Teknoloji bilgisi derken kastettiğim, bir DAW sahibi olmanız, bunu nasıl kullanacağınızı bilmeniz ve sanal enstrümanlarla işi götürüp, bitmiş miksajlar yapabilmeniz. Burada üst düzey bir uzmanlık istenmemesine rağmen, bu yetkinliklere sahip olmanız şart. Tüm müzik teorisini bilmek mecbur değil ama alınan işi bitirebilecek kadar olmak lazım.

DAW derken, Cubase, Logic, ProTools, Studio One, Reaper gibi programlardan bahsediyoruz. GarageBand ile dahi başlayabilirsiniz. Hiç küçümsenecek program değildir.

Aşamaları sırasıyla beş başlıkta anlatıyorum.

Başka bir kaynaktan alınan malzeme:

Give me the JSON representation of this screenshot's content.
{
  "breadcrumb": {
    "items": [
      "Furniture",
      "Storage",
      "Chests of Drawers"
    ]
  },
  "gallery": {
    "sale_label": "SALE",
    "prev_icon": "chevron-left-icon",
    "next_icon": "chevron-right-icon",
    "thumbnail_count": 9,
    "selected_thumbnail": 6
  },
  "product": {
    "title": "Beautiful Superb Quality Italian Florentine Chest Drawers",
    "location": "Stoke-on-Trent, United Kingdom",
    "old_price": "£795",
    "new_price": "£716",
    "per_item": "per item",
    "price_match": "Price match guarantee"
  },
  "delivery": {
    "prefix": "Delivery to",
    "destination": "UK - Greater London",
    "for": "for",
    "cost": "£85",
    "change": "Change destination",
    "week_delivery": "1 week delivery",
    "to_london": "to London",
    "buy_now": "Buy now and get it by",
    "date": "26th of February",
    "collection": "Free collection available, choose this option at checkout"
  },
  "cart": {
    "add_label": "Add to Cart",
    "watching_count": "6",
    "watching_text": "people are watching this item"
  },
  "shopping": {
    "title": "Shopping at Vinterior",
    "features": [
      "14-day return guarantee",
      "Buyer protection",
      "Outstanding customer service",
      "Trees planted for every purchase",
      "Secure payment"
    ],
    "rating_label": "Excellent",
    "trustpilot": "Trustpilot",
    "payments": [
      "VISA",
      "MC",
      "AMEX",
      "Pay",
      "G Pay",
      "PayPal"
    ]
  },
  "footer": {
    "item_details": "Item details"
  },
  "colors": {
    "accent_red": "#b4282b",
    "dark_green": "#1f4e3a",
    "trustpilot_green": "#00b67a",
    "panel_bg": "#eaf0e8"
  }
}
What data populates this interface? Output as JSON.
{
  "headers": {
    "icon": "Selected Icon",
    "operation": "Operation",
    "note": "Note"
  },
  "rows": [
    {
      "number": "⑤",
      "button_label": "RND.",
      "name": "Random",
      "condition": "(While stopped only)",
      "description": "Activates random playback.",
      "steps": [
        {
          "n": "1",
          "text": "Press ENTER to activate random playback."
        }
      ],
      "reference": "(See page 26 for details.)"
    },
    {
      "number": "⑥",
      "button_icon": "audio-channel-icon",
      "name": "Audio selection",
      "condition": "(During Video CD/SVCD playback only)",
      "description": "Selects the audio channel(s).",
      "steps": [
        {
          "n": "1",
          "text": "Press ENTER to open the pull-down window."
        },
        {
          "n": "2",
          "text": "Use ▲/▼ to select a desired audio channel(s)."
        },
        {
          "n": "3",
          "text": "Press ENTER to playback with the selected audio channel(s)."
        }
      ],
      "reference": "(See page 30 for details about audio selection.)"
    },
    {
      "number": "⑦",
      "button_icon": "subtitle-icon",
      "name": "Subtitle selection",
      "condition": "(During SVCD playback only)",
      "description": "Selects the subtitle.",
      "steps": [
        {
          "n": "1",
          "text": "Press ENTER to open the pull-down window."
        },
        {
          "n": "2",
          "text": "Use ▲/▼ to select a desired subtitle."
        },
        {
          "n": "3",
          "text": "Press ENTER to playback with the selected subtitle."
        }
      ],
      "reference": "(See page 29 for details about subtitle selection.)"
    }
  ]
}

  1. Proje. Yapacağınız ilk şey, yapımcı ve yönetmenin eserine göre uygun müzik türünü belirlemek. Aklınızda birkaç fikrin olması avantaj olur.
  2. Görüşme. İkinci aşamada yapımcı veya yönetmen sizden ne istiyorsa onu yapacaksınız. Bazen size tüm detayları açıklarlar, bazen ise ne istediklerini kendileri de bilmezler.
  3. Belirleme. Müziğin nerelerde kullanılacağı ve hangi amaca hizmet edeceği belirlenir. İmkan varsa yönetmenle birlikte oturup film izlenir ve bu şekilde notlar alınır ancak çoğu diğer durumda ayrı ayrı izleniyor. Sonunda uzunca bir cue listeniz oluşur. Cue, birleştiklerinde film müziğinin tamamını veya bir bölümünü oluşturan tekil parçaların her birine verilen isim.
  4. Skor yazma. DAW’ınızı ayarlama ve film dosyasını içine atma. Akabinde görüntü üzerine müzik yazmaya başlama.
  5. Sunma. Müziğinizi müşterinize gösterme ve bitiş.

PROJE

Buradaki anlatım, bestecinin ticari bir proje için tutulduğu varsayımı üzerine olacak. Eğer para almadan falan çalıştığınız bir projeyse zaten bir nevi ortak olmuş oluyorsunuz.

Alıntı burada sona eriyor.